Dans le contexte de l'époque, il n'était pas surprenant que l'invasion de l'Afghanistan dirigée par les Eats-Unis ait rencontré un soutien international écrasant. Les attentats du 11 septembre ne pouvaient rester sans réponse, et ce sont les talibans qui ont fourni un refuge à al-Qaïda pour planifier, organiser et lancer l'opération.

Mais la guerre en Afghanistan restera dans les mémoires comme un échec majeur. Ses coûts élevés et ses faibles rendements soulèvent une question évidente : à quoi servait tout cela ? Plus de 48.000 civils afghans, au moins 66.000 soldats afghans et 3.500 soldats de l'OTAN ont été tués au cours des 20 ans de conflit. Les Etats-Unis ont dépensé plus de 2.000 milliards de dollars pour essayer de construire des institutions étatiques afghanes, pour les voir disparaître en l'espace de quelques semaines alors que les talibans avançaient pour reprendre le pays.

Le rétablissement d'un gouvernement taliban à Kaboul est une preuve supplémentaire que la «guerre mondiale contre le terrorisme» était un effort malavisé. Les Afghans – en particulier les femmes et les filles – ont à nouveau été confrontés aux réalités de la vie sous un régime fondamentaliste. Pour l'Occident, il s'agit maintenant de réfléchir aux leçons de cette triste expérience.

La première leçon est que la force militaire externe n'est pas un moyen sensé de produire un changement de régime efficace et durable. L'Occident n'a absolument pas réussi à créer un Etat afghan moderne, démocratique et résilient capable de résister à la menace des talibans. Les Etats-Unis sont tombés dans le même piège après leur invasion illégale de l'Irak en 2003, où ils ont rapidement fait face à une insurrection qui allait semer les graines de l'Etat islamique. Et puis il l'a fait à nouveau en Libye, où la fixation de l'OTAN sur le renversement de Mouammar el-Kadhafi a laissé un pays dans la tourmente et prêt à la guerre civile.

Bref, l'édification d'une nation de haut en bas a été largement discréditée. Ce modèle suppose que l'établissement d'une présence militaire et l'affectation de ressources dans un pays apporteront inévitablement la sécurité, le développement et la gouvernance démocratique. Or, parce que l'édification de la nation requiert l'adhésion du peuple, elle ne peut réussir que si elle est menée par des représentants locaux perçus comme légitime.
Cet élément était absent en Afghanistan. En soutenant des chefs de guerre comme Abdul Rashid Dostum, dont les forces ont commis de nombreuses atrocités, l'Occident a sapé ses propres efforts d'édification de la nation et s'est aliéné une grande partie de la population afghane.

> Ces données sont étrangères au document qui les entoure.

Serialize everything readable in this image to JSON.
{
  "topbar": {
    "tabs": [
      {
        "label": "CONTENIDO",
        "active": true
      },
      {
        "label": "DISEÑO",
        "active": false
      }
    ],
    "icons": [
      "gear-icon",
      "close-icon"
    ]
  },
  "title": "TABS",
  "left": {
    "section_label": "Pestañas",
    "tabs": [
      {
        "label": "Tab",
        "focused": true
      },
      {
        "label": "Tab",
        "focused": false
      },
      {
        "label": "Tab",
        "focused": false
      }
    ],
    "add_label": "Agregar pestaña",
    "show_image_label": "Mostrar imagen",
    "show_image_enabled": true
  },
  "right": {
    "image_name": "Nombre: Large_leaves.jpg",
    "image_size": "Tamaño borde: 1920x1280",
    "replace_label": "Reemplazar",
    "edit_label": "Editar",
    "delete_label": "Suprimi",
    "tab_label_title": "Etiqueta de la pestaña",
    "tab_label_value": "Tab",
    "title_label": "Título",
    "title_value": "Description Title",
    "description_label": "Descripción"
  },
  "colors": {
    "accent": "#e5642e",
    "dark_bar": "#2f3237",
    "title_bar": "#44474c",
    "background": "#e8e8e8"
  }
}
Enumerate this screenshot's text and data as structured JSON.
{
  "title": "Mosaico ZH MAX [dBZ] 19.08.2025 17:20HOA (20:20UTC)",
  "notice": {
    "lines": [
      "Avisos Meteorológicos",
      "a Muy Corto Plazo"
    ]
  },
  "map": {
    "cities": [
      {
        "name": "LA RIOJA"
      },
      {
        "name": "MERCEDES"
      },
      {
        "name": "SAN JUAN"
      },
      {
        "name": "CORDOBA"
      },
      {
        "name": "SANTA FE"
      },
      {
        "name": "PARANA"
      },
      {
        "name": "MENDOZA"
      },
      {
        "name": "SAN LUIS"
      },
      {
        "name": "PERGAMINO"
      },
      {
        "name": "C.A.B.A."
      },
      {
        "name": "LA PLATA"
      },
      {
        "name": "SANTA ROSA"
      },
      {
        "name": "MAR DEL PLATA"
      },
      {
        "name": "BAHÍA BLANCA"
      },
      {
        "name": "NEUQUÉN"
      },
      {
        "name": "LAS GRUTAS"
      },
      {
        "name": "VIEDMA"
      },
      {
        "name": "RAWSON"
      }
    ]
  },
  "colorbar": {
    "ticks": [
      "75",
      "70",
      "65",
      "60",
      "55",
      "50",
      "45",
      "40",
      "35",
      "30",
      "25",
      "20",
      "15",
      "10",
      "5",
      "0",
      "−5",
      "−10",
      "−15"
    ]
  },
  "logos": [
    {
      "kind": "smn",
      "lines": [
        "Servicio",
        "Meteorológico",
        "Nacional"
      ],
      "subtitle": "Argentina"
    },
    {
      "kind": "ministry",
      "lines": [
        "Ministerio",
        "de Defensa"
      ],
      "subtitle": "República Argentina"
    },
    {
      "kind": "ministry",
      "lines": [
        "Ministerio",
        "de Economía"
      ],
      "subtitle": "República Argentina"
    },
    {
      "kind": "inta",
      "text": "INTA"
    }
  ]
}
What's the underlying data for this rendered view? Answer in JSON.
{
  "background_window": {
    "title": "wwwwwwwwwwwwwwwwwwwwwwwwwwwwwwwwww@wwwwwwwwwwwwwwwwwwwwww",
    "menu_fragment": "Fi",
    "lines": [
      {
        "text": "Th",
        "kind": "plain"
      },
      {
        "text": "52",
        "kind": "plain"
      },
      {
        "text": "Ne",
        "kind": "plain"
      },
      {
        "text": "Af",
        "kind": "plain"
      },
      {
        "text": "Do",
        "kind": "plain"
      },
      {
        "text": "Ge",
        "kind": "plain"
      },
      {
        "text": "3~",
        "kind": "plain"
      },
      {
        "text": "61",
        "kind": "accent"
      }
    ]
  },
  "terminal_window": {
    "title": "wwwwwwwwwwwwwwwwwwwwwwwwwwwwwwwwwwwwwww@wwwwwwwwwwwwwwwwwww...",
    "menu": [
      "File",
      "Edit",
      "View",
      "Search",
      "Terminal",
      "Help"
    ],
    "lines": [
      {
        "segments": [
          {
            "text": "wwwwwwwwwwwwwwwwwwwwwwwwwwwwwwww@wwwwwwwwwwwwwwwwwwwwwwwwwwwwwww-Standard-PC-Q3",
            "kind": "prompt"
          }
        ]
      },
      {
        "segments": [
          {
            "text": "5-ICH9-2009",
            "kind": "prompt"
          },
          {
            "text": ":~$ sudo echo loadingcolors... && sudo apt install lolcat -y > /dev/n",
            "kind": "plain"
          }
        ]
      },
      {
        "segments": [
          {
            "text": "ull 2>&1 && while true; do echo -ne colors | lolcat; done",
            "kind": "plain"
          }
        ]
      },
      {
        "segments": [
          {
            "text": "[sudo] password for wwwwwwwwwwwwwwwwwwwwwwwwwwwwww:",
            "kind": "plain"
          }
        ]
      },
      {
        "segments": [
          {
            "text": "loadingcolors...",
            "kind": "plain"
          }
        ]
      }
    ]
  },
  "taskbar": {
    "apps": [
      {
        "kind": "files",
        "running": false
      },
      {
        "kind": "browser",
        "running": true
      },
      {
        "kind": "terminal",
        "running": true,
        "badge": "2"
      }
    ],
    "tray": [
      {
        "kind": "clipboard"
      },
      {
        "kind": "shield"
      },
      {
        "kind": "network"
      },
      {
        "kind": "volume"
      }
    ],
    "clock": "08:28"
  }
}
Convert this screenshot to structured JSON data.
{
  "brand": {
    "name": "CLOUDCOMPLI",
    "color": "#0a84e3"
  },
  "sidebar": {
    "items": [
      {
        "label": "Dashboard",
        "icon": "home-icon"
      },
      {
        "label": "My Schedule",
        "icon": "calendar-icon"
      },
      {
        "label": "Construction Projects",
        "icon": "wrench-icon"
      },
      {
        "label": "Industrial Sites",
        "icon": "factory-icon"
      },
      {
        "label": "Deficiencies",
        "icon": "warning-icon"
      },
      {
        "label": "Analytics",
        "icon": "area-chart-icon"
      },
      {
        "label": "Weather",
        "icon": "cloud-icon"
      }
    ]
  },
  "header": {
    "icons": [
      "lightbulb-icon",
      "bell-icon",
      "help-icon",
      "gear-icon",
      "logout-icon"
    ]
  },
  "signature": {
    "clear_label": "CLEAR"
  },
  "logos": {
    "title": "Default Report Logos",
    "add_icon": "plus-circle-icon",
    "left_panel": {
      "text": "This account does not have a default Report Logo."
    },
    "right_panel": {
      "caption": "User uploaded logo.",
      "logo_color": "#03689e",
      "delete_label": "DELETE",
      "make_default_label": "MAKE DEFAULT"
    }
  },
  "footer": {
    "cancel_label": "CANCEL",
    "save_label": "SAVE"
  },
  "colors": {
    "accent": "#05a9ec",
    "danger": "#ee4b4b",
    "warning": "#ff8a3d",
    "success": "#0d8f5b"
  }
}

Plus généralement, l'idée que les institutions existantes d'un pays pourraient simplement être remplacées par de nouvelles aurait dû être reconnue comme invraisemblable. La plupart des Etats sont construits progressivement et de manière endogène grâce à la coopération et au compromis sur de longues périodes de temps, et non par un diktat étranger. L'émulation et la séduction sont bien plus puissantes que la force et la coercition.

Pire encore, l'administration du président américain George W. Bush a adopté la force militaire après le 11 septembre au détriment de la diplomatie, qui avait longtemps soutenu l'atout le plus précieux de l'Amérique : son attrait pour le reste du monde. Le mur de Berlin est tombé non pas à cause de la force militaire, mais parce que ceux qui vivaient sous le communisme ont réalisé que le modèle économique occidental produisait des niveaux de vie plus élevés qu'ils ne pouvaient aspirer.

La deuxième leçon de 20 ans passés en Afghanistan est que le renforcement de l'Etat national doit être associé à des stratégies régionales. Les approches qui excluent les acteurs régionaux clés ne sont pas viables, en particulier dans le monde multipolaire d'aujourd'hui. En faisant cavalier seul, l'Occident n'a pas réussi à saisir l'évolution de l'équilibre international des pouvoirs.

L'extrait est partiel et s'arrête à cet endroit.